Step six: compute the money once, completely, and pay it on time

The final settlement is where lawful terminations turn into litigation anyway. It has a standard anatomy: wages and allowances to the last working day; encashment of accrued annual leave under the applicable shops or factories statute; gratuity for each completed year of a covered workman's service, or the provident fund balance where an approved fund lawfully substitutes [RATES AND SUBSTITUTION — TO BE VERIFIED BY REVIEWING LAWYER]; and every contractual extra — pro-rated bonus, expense claims, incentive balances. The deadline is statutory: the Payment of Wages Act, 1936 lineage requires a terminated worker's dues within days of the exit, not at the next payroll run [EXACT WINDOW — TO BE VERIFIED BY REVIEWING LAWYER]. Pay itemised, in one transfer, against a signed receipt. An employee holding full payment has to sue on principle; one owed three small amounts sues on arithmetic and adds the principle later.

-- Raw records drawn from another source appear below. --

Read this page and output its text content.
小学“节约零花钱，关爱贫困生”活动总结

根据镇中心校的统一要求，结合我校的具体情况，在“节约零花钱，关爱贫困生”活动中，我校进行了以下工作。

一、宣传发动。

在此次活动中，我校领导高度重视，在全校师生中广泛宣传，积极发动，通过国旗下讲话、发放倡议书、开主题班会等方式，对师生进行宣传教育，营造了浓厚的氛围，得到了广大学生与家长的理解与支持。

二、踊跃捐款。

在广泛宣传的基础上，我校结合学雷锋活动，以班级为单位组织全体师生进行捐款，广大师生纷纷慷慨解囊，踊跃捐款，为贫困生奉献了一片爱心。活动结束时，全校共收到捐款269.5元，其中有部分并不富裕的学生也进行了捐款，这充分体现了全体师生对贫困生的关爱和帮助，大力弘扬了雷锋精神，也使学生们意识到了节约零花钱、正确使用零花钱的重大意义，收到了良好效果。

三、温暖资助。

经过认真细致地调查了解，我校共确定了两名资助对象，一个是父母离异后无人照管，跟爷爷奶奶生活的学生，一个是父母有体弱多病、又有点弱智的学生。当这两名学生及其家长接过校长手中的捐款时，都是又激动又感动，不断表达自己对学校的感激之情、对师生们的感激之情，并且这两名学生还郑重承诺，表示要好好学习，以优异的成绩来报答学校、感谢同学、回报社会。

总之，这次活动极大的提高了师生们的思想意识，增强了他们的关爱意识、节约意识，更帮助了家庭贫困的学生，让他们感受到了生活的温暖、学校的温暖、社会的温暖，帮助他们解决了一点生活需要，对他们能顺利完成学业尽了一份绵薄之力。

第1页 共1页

Step seven: close the record like it will be read in court

The last day has its own checklist. Issue the certificate of service if the workman requests one — it is an entitlement, not a courtesy. Report the leaver to EOBI and the provincial social security institution in the same month, so the statutory rolls match the payroll. Recover devices, keys, and access, and record the handover. Then assemble the file — the decision memo, the letters, the inquiry record where there was one, the settlement computation and receipt — and keep it for the full limitation period of a grievance. The exit file built in the week of the termination is the employer's entire case two years later; the one assembled from memory after the summons is the other side's.

The routes, side by side

Route Use it when Core procedure Money owed Where it fails
Misconduct dismissal A charged, provable offence Charge sheet, reply, inquiry, show-cause, reasoned order Settlement; no notice for proved misconduct Vague charges; skipped or biased inquiry
Termination on notice Relationship not working; no accusation Clean letter; notice or wages in lieu; reason where required Notice or payment in lieu, plus full settlement Allegations in the letter; victimisation timing
Probation non-confirmation Genuine probationer, inside the window Neutral written non-confirmation before the end date Accrued dues [NOTICE POSITION — TO BE VERIFIED BY REVIEWING LAWYER] Lapsed window; stigmatic wording
Fixed-term expiry The stated term or event genuinely ends Let the contract expire visibly; no fresh act needed Accrued dues under contract and statute Rolling renewals masking permanent work
Retrenchment The role is ending, not the person Documented case; statutory selection; notice Notice, settlement, gratuity Retained later joiners; rehiring for the role
Mutual separation Both sides prefer a negotiated exit Signed agreement, consideration, full and final terms Agreed package above bare entitlements Coercion; same-day signatures

What this means for you

Before the next termination, run the seven steps in writing, even briefly — classification, true reason, route, procedure, money, record. If the case is misconduct, resist every suggestion to "just give notice instead"; the discount is illusory once the letter mentions the offence. If the case is redundancy, build the file before the announcement. And treat the settlement computation as legal work, not payroll work, because it is the item most often litigated and most easily perfected. Our employment law practice reviews termination decisions at step two, where changing course is free — and the difference between a termination reviewed then and one reviewed after filing is, in our experience, most of the cost of the dispute.

This publication is provided for general information only. It is not legal advice, and neither reading it nor corresponding with the firm about it creates a lawyer–client relationship. The position stated must be verified against current law before it is relied upon.

The position stated is as of 12 July 2026 and must be verified against current law.